“Sudan to announce ‘decisive’ resolutions on Darfur ‘Western’ aid groups”
(from Sudan Tribune, June 13, 2011 [KHARTOUM])
Sudanese authorities have been assessing the performance of “Western” aid agencies in the country’s war-battered region of Darfur in order to issue “decisive resolutions” in the next few days, an official announced on Monday. In a report carried by the Sudanese Media Center (SMC), a website believed to be operated by the country’s security and intelligence apparatus, the director of the organizations department at Sudan’s Ministry of Humanitarian Affairs (HAC), Ali Adam Hassan, said that the competent authorities had received “a report on the performance of Western aid organizations” in the western region of Darfur.

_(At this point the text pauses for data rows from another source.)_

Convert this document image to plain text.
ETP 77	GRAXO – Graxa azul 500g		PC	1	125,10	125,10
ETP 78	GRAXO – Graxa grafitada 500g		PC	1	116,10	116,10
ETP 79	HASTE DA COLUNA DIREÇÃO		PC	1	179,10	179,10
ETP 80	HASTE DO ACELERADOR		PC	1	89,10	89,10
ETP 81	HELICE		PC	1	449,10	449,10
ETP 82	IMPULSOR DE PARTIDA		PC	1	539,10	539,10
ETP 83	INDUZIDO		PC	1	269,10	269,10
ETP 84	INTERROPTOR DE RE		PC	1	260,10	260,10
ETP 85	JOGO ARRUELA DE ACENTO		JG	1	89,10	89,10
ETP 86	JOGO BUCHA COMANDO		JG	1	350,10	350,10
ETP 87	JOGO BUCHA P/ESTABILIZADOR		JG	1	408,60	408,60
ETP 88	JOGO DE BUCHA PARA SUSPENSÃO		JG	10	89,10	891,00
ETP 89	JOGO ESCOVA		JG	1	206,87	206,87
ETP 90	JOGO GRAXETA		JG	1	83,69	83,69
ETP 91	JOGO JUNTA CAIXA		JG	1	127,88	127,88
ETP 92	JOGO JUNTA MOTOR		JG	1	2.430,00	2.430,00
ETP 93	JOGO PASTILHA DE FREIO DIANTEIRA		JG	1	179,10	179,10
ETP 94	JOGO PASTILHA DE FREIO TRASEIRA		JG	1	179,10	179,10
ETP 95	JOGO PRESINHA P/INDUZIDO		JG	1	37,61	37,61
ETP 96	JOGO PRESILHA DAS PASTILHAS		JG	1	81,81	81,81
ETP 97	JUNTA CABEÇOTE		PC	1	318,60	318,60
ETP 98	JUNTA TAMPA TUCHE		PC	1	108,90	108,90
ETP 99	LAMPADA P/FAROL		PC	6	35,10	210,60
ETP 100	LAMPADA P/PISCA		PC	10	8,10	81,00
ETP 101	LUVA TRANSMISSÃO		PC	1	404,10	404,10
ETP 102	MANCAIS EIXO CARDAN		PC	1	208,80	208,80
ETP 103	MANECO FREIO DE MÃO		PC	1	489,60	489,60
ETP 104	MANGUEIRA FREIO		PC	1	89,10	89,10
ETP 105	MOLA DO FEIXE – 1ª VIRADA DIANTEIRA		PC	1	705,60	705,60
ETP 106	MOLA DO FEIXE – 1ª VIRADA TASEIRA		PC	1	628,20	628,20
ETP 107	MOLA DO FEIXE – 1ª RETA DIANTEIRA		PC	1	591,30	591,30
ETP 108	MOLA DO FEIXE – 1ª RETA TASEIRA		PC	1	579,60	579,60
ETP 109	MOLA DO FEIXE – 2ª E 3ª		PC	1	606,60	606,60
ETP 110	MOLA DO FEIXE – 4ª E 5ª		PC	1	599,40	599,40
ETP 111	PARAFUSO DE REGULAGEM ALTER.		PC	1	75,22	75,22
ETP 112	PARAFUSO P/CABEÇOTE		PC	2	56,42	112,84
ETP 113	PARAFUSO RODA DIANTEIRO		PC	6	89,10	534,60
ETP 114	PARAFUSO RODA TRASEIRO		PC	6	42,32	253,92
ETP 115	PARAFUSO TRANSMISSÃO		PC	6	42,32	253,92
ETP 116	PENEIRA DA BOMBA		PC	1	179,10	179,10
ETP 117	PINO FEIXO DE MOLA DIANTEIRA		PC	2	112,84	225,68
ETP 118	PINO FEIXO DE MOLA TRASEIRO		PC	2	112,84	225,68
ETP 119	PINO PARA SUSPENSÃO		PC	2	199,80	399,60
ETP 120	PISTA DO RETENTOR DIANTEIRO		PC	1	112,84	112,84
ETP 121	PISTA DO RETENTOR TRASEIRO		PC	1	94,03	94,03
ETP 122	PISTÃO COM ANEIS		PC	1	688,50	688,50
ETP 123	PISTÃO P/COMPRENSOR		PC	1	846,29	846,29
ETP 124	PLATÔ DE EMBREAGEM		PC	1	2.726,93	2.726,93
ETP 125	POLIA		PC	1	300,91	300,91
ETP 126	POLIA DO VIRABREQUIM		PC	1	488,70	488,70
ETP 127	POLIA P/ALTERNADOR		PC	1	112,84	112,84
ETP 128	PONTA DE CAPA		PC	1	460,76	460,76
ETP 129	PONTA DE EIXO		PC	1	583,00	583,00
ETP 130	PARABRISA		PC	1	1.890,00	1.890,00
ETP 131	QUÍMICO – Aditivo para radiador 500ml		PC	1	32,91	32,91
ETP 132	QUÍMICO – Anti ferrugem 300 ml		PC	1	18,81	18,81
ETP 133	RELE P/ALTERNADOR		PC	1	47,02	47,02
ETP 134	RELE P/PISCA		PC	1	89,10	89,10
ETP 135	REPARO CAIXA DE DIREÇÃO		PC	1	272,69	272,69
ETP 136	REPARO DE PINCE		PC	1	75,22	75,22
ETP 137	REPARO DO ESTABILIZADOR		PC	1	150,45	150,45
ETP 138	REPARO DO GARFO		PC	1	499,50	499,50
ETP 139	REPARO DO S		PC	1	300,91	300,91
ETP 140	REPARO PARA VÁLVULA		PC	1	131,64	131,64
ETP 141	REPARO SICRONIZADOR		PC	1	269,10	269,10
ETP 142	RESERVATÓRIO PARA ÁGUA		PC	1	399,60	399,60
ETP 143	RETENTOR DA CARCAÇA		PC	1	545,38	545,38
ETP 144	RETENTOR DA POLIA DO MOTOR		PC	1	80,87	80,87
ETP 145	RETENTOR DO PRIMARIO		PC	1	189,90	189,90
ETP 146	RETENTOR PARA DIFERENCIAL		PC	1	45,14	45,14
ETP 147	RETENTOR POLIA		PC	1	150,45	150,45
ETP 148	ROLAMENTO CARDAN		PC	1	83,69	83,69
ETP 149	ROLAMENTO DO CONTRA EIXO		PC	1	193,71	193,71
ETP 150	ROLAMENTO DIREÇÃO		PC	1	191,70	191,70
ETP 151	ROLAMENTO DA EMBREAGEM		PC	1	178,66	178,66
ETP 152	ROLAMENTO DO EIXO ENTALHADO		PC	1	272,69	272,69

HAC is mandated to regulate the work of local and foreign aid groups countrywide. However, its mandate does not include UN agencies. According to the official, the report focused on Western groups in order to reflect “many of their weaknesses and errors in their performance.” Hassan went on to elaborate that the report had sought to assess five aspects related to aid groups’ operations, including partnership with national institutions, budgetary and financial resources, the projects adopted by these organizations and the extent to which these projects chime with the humanitarian aid strategy for Darfur peace.
In light of this report, the official said, “decisive and binding resolutions” would be announced in the next few days in order to reform the performance and objectives of aid groups in Darfur. Sudan has more than once expelled Western aid agencies on allegations of their involvement in espionage activities. Most notably in March 2008 when dozens of foreign aid agencies were expelled from Darfur in the wake of the issuance of an arrest warrant by the International Criminal Court (ICC) for Sudan’s president Omar Hassan Al-Bashir on charges of war crimes, crimes against humanity allegedly committed in the region.